My friend also wanted to leave me with the image of a disabled member of the audience, also moving gently in her chair as she talked about the power and effect of the performance on her. When non dancers want to become dancers ....

I feel really emotional about all of this. Something is happening that I have yet to understand.

Friday, November 6, 2009

Pre Performance Jitters

Big new works. Repeat of big works from last year.

Nerves.

Unbelievable emo day -- of the Grey's Anatomy kind. Of the wanting, but not having wild uncontrolled sex (Wizard is at work; don't want to get injured). Of the everything is a signal, a sign. Dance wheels on the street is it good or bad luck? Inflate the tyres? What if I overinflate and they go bang. Can't not inflate because everything won't be perfect. I need to be perfect. My body needs to be perfect. I refuse to indulge in the usual pre-performance rituals, but I also have to. It's not that shaving, eyebrow plucking, hair conditioning, makeup brush cleaning add anything to the actual dance, it's that they add to the readiness: the humbling and opening of self before the ineffable of performance.

Will I be there? Will I get it right? Will I execute? Will I be able to live in the full potential of every dance moment? Will I feel the pulse of every movement and live through every breath? hell, will I actually remember to breathe? Will my chair be OK? Last year, the footplate slipped out of the leg tube that holds it -- right in the middle of a piece. We were banging it in with a mallet in the wings. I was just losing it.

Last night, my pants split at the crotch -- OK. Dress rehearsal. But what if it happens again? What if at the moment when he lifts and splits my leg, the light catches a gaping hole (part of me is terrified and part of me just wants to laugh). Last night, I fell. I whipped around too fast, felt the wheel rise; I balanced for a second or two with my body and arms extended parallel to the ground, the wheel rising and, well, then I didn't balance any more.

Last night gives me hope for today. Nerves. Excitement. Passion. Raw. Vulnerable performance.

Tuesday, November 3, 2009

Who Are You? Do We Know Each Other?

I sat in my chair this morning and greeted it (silently), looking for our usual familiarity. But it was just going to be one of *those* days: the days where your chair, no matter how long you've had it, is simply alien. Yesterday, we floated over the sidewalk, zoomed through the world. Today, the chair is heavy, with no grace, no sense of integration coming back at me. Yesterday, the wheels slipped into my hands as if my hands had always had wheels. Today, my hands groped around slipping off the wheel, grasping for grip. Yesterday, there was responsiveness; today, there is weight. And so on.

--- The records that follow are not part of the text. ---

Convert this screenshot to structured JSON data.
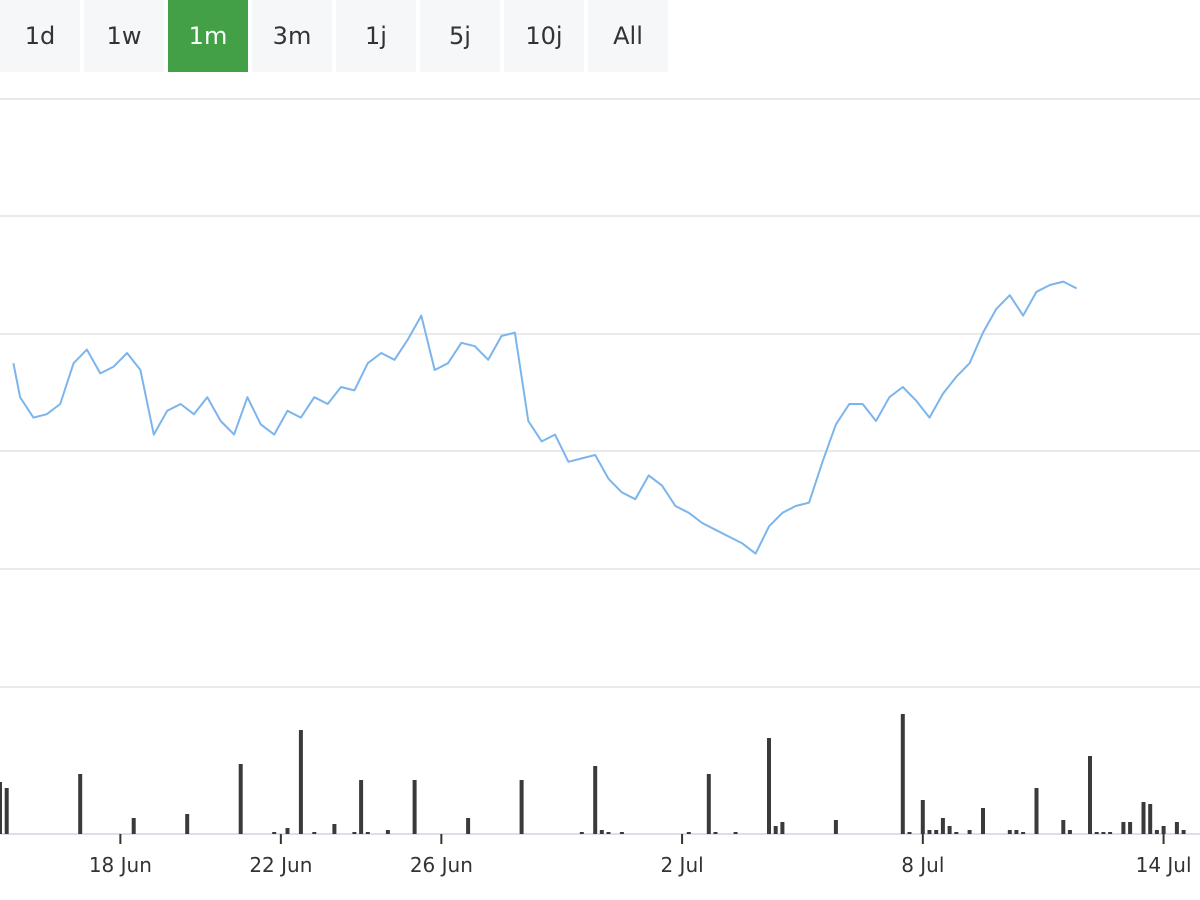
{
  "range_selector": {
    "buttons": [
      "1d",
      "1w",
      "1m",
      "3m",
      "1j",
      "5j",
      "10j",
      "All"
    ],
    "active": "1m"
  },
  "colors": {
    "line": "#7cb5ec",
    "volume": "#3a3a3a",
    "active_button": "#43a047",
    "button_bg": "#f6f7f8",
    "grid": "#e3e3e3"
  },
  "chart_data": [
    {
      "type": "line",
      "title": "",
      "grid": true,
      "x_axis": {
        "type": "date",
        "ticks": [
          {
            "date": "2024-06-18",
            "label": "18 Jun"
          },
          {
            "date": "2024-06-22",
            "label": "22 Jun"
          },
          {
            "date": "2024-06-26",
            "label": "26 Jun"
          },
          {
            "date": "2024-07-02",
            "label": "2 Jul"
          },
          {
            "date": "2024-07-08",
            "label": "8 Jul"
          },
          {
            "date": "2024-07-14",
            "label": "14 Jul"
          }
        ]
      },
      "ylim": [
        0,
        100
      ],
      "series": [
        {
          "values": [
            [
              "2024-06-15T08:00",
              57
            ],
            [
              "2024-06-15T12:00",
              47
            ],
            [
              "2024-06-15T20:00",
              41
            ],
            [
              "2024-06-16T04:00",
              42
            ],
            [
              "2024-06-16T12:00",
              45
            ],
            [
              "2024-06-16T20:00",
              57
            ],
            [
              "2024-06-17T04:00",
              61
            ],
            [
              "2024-06-17T12:00",
              54
            ],
            [
              "2024-06-17T20:00",
              56
            ],
            [
              "2024-06-18T04:00",
              60
            ],
            [
              "2024-06-18T12:00",
              55
            ],
            [
              "2024-06-18T20:00",
              36
            ],
            [
              "2024-06-19T04:00",
              43
            ],
            [
              "2024-06-19T12:00",
              45
            ],
            [
              "2024-06-19T20:00",
              42
            ],
            [
              "2024-06-20T04:00",
              47
            ],
            [
              "2024-06-20T12:00",
              40
            ],
            [
              "2024-06-20T20:00",
              36
            ],
            [
              "2024-06-21T04:00",
              47
            ],
            [
              "2024-06-21T12:00",
              39
            ],
            [
              "2024-06-21T20:00",
              36
            ],
            [
              "2024-06-22T04:00",
              43
            ],
            [
              "2024-06-22T12:00",
              41
            ],
            [
              "2024-06-22T20:00",
              47
            ],
            [
              "2024-06-23T04:00",
              45
            ],
            [
              "2024-06-23T12:00",
              50
            ],
            [
              "2024-06-23T20:00",
              49
            ],
            [
              "2024-06-24T04:00",
              57
            ],
            [
              "2024-06-24T12:00",
              60
            ],
            [
              "2024-06-24T20:00",
              58
            ],
            [
              "2024-06-25T04:00",
              64
            ],
            [
              "2024-06-25T12:00",
              71
            ],
            [
              "2024-06-25T20:00",
              55
            ],
            [
              "2024-06-26T04:00",
              57
            ],
            [
              "2024-06-26T12:00",
              63
            ],
            [
              "2024-06-26T20:00",
              62
            ],
            [
              "2024-06-27T04:00",
              58
            ],
            [
              "2024-06-27T12:00",
              65
            ],
            [
              "2024-06-27T20:00",
              66
            ],
            [
              "2024-06-28T04:00",
              40
            ],
            [
              "2024-06-28T12:00",
              34
            ],
            [
              "2024-06-28T20:00",
              36
            ],
            [
              "2024-06-29T04:00",
              28
            ],
            [
              "2024-06-29T12:00",
              29
            ],
            [
              "2024-06-29T20:00",
              30
            ],
            [
              "2024-06-30T04:00",
              23
            ],
            [
              "2024-06-30T12:00",
              19
            ],
            [
              "2024-06-30T20:00",
              17
            ],
            [
              "2024-07-01T04:00",
              24
            ],
            [
              "2024-07-01T12:00",
              21
            ],
            [
              "2024-07-01T20:00",
              15
            ],
            [
              "2024-07-02T04:00",
              13
            ],
            [
              "2024-07-02T12:00",
              10
            ],
            [
              "2024-07-02T20:00",
              8
            ],
            [
              "2024-07-03T04:00",
              6
            ],
            [
              "2024-07-03T12:00",
              4
            ],
            [
              "2024-07-03T20:00",
              1
            ],
            [
              "2024-07-04T04:00",
              9
            ],
            [
              "2024-07-04T12:00",
              13
            ],
            [
              "2024-07-04T20:00",
              15
            ],
            [
              "2024-07-05T04:00",
              16
            ],
            [
              "2024-07-05T12:00",
              28
            ],
            [
              "2024-07-05T20:00",
              39
            ],
            [
              "2024-07-06T04:00",
              45
            ],
            [
              "2024-07-06T12:00",
              45
            ],
            [
              "2024-07-06T20:00",
              40
            ],
            [
              "2024-07-07T04:00",
              47
            ],
            [
              "2024-07-07T12:00",
              50
            ],
            [
              "2024-07-07T20:00",
              46
            ],
            [
              "2024-07-08T04:00",
              41
            ],
            [
              "2024-07-08T12:00",
              48
            ],
            [
              "2024-07-08T20:00",
              53
            ],
            [
              "2024-07-09T04:00",
              57
            ],
            [
              "2024-07-09T12:00",
              66
            ],
            [
              "2024-07-09T20:00",
              73
            ],
            [
              "2024-07-10T04:00",
              77
            ],
            [
              "2024-07-10T12:00",
              71
            ],
            [
              "2024-07-10T20:00",
              78
            ],
            [
              "2024-07-11T04:00",
              80
            ],
            [
              "2024-07-11T12:00",
              81
            ],
            [
              "2024-07-11T20:00",
              79
            ]
          ]
        }
      ]
    },
    {
      "type": "bar",
      "title": "",
      "x_axis": {
        "type": "date"
      },
      "ylim": [
        0,
        60
      ],
      "series": [
        {
          "values": [
            [
              "2024-06-15T00:00",
              26
            ],
            [
              "2024-06-15T04:00",
              23
            ],
            [
              "2024-06-17T00:00",
              30
            ],
            [
              "2024-06-18T08:00",
              8
            ],
            [
              "2024-06-19T16:00",
              10
            ],
            [
              "2024-06-21T00:00",
              35
            ],
            [
              "2024-06-21T20:00",
              1
            ],
            [
              "2024-06-22T04:00",
              3
            ],
            [
              "2024-06-22T12:00",
              52
            ],
            [
              "2024-06-22T20:00",
              1
            ],
            [
              "2024-06-23T08:00",
              5
            ],
            [
              "2024-06-23T20:00",
              1
            ],
            [
              "2024-06-24T00:00",
              27
            ],
            [
              "2024-06-24T04:00",
              1
            ],
            [
              "2024-06-24T16:00",
              2
            ],
            [
              "2024-06-25T08:00",
              27
            ],
            [
              "2024-06-26T16:00",
              8
            ],
            [
              "2024-06-28T00:00",
              27
            ],
            [
              "2024-06-29T12:00",
              1
            ],
            [
              "2024-06-29T20:00",
              34
            ],
            [
              "2024-06-30T00:00",
              2
            ],
            [
              "2024-06-30T04:00",
              1
            ],
            [
              "2024-06-30T12:00",
              1
            ],
            [
              "2024-07-02T04:00",
              1
            ],
            [
              "2024-07-02T16:00",
              30
            ],
            [
              "2024-07-02T20:00",
              1
            ],
            [
              "2024-07-03T08:00",
              1
            ],
            [
              "2024-07-04T04:00",
              48
            ],
            [
              "2024-07-04T08:00",
              4
            ],
            [
              "2024-07-04T12:00",
              6
            ],
            [
              "2024-07-05T20:00",
              7
            ],
            [
              "2024-07-07T12:00",
              60
            ],
            [
              "2024-07-07T16:00",
              1
            ],
            [
              "2024-07-08T00:00",
              17
            ],
            [
              "2024-07-08T04:00",
              2
            ],
            [
              "2024-07-08T08:00",
              2
            ],
            [
              "2024-07-08T12:00",
              8
            ],
            [
              "2024-07-08T16:00",
              4
            ],
            [
              "2024-07-08T20:00",
              1
            ],
            [
              "2024-07-09T04:00",
              2
            ],
            [
              "2024-07-09T12:00",
              13
            ],
            [
              "2024-07-10T04:00",
              2
            ],
            [
              "2024-07-10T08:00",
              2
            ],
            [
              "2024-07-10T12:00",
              1
            ],
            [
              "2024-07-10T20:00",
              23
            ],
            [
              "2024-07-11T12:00",
              7
            ],
            [
              "2024-07-11T16:00",
              2
            ],
            [
              "2024-07-12T04:00",
              39
            ],
            [
              "2024-07-12T08:00",
              1
            ],
            [
              "2024-07-12T12:00",
              1
            ],
            [
              "2024-07-12T16:00",
              1
            ],
            [
              "2024-07-13T00:00",
              6
            ],
            [
              "2024-07-13T04:00",
              6
            ],
            [
              "2024-07-13T12:00",
              16
            ],
            [
              "2024-07-13T16:00",
              15
            ],
            [
              "2024-07-13T20:00",
              2
            ],
            [
              "2024-07-14T00:00",
              4
            ],
            [
              "2024-07-14T08:00",
              6
            ],
            [
              "2024-07-14T12:00",
              2
            ]
          ]
        }
      ]
    }
  ]
}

What happened? These things happen every couple of months or so. The sensation usually wears off by the end of the day. But I always wonder whether or not that feeling of alienation heralds a change in my body -- did something get worse overnight? Better? Am I stronger? Weaker? Rested?

When change occurs, I usually worry about my body and my future, but I am beginning to wonder whether I shouldn't begin to worry also about my chair. Clearly, sometimes, a lack of responsiveness can be due to, say, flat-ish tyres or to, say, the kinds of things that get taken care of (or are supposed to be taken care of) invisibly in that tune-up no one every schedules. On top of that, I do with my chair things that designers don't usually think of as being regular parts of a chair's life. On stage and in photos/video, it all looks nice, but you can't see the effects of torque, speed, and other kinds of junk. All chairs have weak points, and dance -- just as it does a fleshly body -- discovers and rides right on through them.

I enjoy the implications of these fears: that my chair is alive, a body as vulnerable to change as my first body. We will have to settle on some things together and work together. I might be the wheelchair user, but it is becoming permanently apparent that my chair is not a secondary partner in our daily life.